In SuperC, there is no limit on the size of files processed in terms of lines, words or bytes. Yet it had an internal methodology based upon a maximum field size for each work area storage structure (for example, array size and precision of variables). A method was developed to do the overall comparison process by breaking very large files into smaller comparison partitions and combining the intermediate results into one overall result. The process had to be done carefully so that it did not look as if the file partitioning was determined after some arbitrary limit was reached. That could affect the results on either side of the break point. The partitioning had to be done heuristically based upon the comparison results from the previously inspected intermediate process.

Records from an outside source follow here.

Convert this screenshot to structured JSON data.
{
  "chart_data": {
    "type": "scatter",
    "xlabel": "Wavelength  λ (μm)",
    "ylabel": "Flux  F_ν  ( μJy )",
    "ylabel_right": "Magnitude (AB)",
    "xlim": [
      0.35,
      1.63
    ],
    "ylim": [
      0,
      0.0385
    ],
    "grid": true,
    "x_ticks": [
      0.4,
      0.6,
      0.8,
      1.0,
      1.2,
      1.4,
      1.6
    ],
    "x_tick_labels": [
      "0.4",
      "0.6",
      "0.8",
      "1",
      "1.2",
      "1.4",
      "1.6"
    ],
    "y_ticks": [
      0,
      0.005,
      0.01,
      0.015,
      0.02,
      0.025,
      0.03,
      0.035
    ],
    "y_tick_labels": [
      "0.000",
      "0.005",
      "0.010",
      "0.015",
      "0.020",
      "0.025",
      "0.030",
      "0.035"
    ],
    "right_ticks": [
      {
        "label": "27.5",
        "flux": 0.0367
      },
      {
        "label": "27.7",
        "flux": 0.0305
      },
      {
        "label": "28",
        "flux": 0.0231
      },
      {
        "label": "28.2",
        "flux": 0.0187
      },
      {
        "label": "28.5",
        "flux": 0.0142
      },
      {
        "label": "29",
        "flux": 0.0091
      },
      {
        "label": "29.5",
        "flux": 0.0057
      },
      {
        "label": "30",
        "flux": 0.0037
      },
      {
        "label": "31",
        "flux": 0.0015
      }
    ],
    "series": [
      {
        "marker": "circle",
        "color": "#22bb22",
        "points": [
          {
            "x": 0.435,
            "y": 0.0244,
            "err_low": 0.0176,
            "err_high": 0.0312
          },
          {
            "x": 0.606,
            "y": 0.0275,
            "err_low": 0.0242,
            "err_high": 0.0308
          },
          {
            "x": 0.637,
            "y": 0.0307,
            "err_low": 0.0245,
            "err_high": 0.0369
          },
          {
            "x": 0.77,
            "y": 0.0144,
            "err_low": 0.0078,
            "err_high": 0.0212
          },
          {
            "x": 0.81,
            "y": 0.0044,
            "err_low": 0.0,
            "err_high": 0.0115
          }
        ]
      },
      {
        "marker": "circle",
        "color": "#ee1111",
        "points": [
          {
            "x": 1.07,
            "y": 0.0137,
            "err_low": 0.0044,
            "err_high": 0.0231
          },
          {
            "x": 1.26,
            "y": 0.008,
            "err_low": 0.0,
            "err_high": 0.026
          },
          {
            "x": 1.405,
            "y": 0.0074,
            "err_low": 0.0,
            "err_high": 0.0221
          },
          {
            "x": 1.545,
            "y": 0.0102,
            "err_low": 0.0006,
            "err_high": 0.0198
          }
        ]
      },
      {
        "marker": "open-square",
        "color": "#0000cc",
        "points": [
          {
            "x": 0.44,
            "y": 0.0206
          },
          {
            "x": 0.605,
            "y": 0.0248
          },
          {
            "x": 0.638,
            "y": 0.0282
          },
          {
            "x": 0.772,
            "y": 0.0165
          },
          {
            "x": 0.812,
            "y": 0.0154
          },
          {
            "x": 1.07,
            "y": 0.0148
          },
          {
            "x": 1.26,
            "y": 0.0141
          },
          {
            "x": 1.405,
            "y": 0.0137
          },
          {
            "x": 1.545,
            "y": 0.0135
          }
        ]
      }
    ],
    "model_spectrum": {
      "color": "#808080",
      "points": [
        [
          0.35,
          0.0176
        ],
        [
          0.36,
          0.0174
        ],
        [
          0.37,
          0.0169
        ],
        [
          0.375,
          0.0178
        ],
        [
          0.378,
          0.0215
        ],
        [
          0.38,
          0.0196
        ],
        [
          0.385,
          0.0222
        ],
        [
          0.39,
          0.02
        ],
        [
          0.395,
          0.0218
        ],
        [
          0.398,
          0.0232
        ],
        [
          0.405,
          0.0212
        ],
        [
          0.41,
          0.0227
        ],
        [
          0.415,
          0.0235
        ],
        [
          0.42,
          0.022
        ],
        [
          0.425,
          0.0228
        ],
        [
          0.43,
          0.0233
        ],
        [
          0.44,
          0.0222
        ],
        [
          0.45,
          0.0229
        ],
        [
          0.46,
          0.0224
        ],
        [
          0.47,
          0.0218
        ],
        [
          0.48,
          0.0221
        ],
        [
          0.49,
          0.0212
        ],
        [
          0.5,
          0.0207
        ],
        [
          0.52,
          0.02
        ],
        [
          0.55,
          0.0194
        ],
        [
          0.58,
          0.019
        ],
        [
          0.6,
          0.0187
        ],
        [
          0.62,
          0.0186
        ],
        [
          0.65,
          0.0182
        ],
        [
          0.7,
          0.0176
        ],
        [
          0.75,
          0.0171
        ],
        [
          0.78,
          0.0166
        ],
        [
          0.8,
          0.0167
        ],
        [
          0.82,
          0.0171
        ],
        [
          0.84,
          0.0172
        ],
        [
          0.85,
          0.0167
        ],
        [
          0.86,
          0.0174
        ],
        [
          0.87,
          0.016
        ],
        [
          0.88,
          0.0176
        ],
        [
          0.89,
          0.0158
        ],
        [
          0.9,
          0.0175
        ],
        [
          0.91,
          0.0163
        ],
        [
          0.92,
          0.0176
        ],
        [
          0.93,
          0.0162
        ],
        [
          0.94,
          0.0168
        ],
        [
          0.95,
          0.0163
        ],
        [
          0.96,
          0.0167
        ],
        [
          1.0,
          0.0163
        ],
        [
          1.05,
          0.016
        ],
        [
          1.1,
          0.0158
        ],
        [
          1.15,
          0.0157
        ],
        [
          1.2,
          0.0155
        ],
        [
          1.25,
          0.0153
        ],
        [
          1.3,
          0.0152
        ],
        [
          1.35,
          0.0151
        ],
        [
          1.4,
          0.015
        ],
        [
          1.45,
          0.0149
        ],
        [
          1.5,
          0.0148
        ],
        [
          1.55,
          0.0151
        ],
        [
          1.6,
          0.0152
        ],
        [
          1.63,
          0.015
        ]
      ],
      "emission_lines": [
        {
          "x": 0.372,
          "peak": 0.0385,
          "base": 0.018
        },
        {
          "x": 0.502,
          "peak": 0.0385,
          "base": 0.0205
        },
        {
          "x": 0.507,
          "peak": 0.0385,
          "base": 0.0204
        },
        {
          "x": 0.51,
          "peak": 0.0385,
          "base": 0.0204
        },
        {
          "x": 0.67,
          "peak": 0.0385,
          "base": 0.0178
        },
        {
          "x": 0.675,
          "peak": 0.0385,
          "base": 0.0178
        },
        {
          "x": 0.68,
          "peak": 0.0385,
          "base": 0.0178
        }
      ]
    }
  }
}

A fixed partitioning size of 32K lines/words/bytes was selected that was based on some test studies. The compare processes up to this limit and iteratively adjusts the intermediate ending break point of the pass by an adaptive method. Continuation from the adjusted end point is the basis for the next pass. That end point might even be adjusted to some previous records that had already been processed. The objective is to achieve the next best compare set for future unprocessed records.

The overall process ends when both files reach the End-of-File during a pass. The results from the intermediate passes are combined into one user end result. Most large compares are never suspected to have been partitioned and recombined.

The unlimited file size solution may appear, at first, unnecessary for Line compare using a virtual address space that is nearly unlimited. Yet there often has to be some limit—even if it is a high value. Programs need to store data with predetermined precision limits and programs work better with limits that are reasonable. Word compare and Byte compare eventually needed a partitioning limit for the compare as the number of words and bytes become large even for small file sizes.

Because of this partitioning process, comparisons of large files may take a long time.